The cause is unknown but, as well as a genetic link, a number of things seem to trigger a first attack:
- Often a patch will start where the skin has been scratched or injured
- A throat infection
- Certain medicines or drugs
The skin, in the patches that are affected, replaces itself at a much quicker rate than the rest of the skin normally does. Normal skin replaces itself by pushing up new skin cells from below over a period of 28 days, but in psoriasis this takes as little as 4 days.
As with all diseases, and problems of the skin in particular, stress can aggravate psoriasis.
Usually your doctor will make the diagnosis from the appearance of the rash. If you have inflamed joints your doctor may want to arrange some blood tests. Rarely, in cases of doubt, a sample of flakes scraped from the skin, or a small sample of skin (a biopsy), will be sent to the laboratory.
There is no cure for psoriasis, but many people have long periods when it does not trouble them. Sometimes it gets better on its own, but most people need some treatment.
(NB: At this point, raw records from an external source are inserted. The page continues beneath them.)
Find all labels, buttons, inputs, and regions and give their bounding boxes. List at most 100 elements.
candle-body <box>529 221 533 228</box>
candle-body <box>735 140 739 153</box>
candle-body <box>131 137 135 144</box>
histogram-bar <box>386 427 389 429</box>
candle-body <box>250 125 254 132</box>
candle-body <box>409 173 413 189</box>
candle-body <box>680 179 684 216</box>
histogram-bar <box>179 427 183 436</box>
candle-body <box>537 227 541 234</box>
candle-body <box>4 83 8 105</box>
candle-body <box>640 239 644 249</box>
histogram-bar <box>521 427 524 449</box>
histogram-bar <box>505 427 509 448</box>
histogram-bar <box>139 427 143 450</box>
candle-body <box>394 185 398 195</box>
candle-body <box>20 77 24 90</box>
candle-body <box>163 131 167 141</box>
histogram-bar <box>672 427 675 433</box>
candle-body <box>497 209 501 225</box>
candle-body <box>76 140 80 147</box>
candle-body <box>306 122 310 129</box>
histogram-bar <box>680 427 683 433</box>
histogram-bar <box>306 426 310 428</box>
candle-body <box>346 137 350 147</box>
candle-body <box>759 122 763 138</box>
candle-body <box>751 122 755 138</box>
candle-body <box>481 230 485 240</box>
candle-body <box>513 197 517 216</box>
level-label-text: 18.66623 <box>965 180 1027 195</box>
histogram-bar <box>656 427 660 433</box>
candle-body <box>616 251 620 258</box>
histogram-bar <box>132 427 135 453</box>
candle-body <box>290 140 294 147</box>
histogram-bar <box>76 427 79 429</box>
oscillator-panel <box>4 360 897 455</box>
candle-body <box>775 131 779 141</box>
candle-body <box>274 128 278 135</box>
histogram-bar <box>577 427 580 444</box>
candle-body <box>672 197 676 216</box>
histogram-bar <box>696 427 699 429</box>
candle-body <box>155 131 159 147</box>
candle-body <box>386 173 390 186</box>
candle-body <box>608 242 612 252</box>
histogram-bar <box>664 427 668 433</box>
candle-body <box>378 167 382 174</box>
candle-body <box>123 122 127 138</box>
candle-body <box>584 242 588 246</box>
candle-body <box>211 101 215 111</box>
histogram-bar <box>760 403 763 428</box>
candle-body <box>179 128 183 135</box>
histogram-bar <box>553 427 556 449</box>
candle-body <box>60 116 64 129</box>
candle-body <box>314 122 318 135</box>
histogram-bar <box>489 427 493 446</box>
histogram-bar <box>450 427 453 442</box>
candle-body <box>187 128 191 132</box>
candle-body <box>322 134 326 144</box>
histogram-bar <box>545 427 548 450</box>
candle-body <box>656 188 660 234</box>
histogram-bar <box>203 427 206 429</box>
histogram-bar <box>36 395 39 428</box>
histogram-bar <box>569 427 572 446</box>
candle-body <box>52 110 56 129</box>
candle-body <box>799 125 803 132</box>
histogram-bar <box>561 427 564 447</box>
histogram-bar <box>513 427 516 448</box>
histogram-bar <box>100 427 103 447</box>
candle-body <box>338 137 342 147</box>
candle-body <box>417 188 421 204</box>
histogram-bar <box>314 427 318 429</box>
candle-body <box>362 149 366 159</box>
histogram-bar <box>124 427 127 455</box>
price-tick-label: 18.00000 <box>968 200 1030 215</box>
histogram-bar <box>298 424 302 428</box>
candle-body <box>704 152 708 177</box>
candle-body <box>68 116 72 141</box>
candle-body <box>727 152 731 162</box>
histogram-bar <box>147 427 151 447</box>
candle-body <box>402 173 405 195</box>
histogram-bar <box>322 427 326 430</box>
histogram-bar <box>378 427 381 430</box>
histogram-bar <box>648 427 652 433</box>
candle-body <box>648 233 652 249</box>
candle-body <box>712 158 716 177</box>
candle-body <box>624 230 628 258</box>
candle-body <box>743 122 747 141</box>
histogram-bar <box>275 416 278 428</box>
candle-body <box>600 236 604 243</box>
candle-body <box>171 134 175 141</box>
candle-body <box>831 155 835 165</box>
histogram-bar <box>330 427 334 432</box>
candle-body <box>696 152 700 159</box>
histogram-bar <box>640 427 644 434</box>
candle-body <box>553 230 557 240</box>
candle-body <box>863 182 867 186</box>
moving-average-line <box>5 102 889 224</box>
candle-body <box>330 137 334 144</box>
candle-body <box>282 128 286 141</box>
- Moisturizing creams and ointments. Used to moisturize dry skin, and also as a substitute for soap when washing the skin.
- Oils for the bath. Some of these contain tar or antiseptics, which can add other benefits in addition to the moisturizing effect.
- The mainstay of treatment has for years been creams, ointments, lotions and shampoos based on tar. These help cut down scaling of the skin and also have an anti-inflammatory effect. The main worry is their smell!
- Preparations to be applied, based on Vitamin D have been found to be very effective, and are probably becoming the first choice with patients and doctors alike.
- Applications based on salicylic acid (which was originally developed from willow bark, and is related to aspirin) are helpful at removing thick layers of over-grown skin and scales.
- Sun shine has been known, for years, to help. A development of that, especially as dermatologists are always very suspicious of the sun, is the controlled use of ultraviolet radiation often given with a medication (a psoralen) to prime the skin. (PUVA, Psoralens with long wave ultraviolet radiation.)
- Stronger medications – prescribed only by a dermatologist, and carefully monitored – are occasionally used and can be very helpful, for example methotrexate.
- Mild steroid creams and ointments, used for short periods, for psoriasis affecting the face or body folds. (Stronger preparations and steroids by mouth are sometimes used, but this should be under specialist supervision.)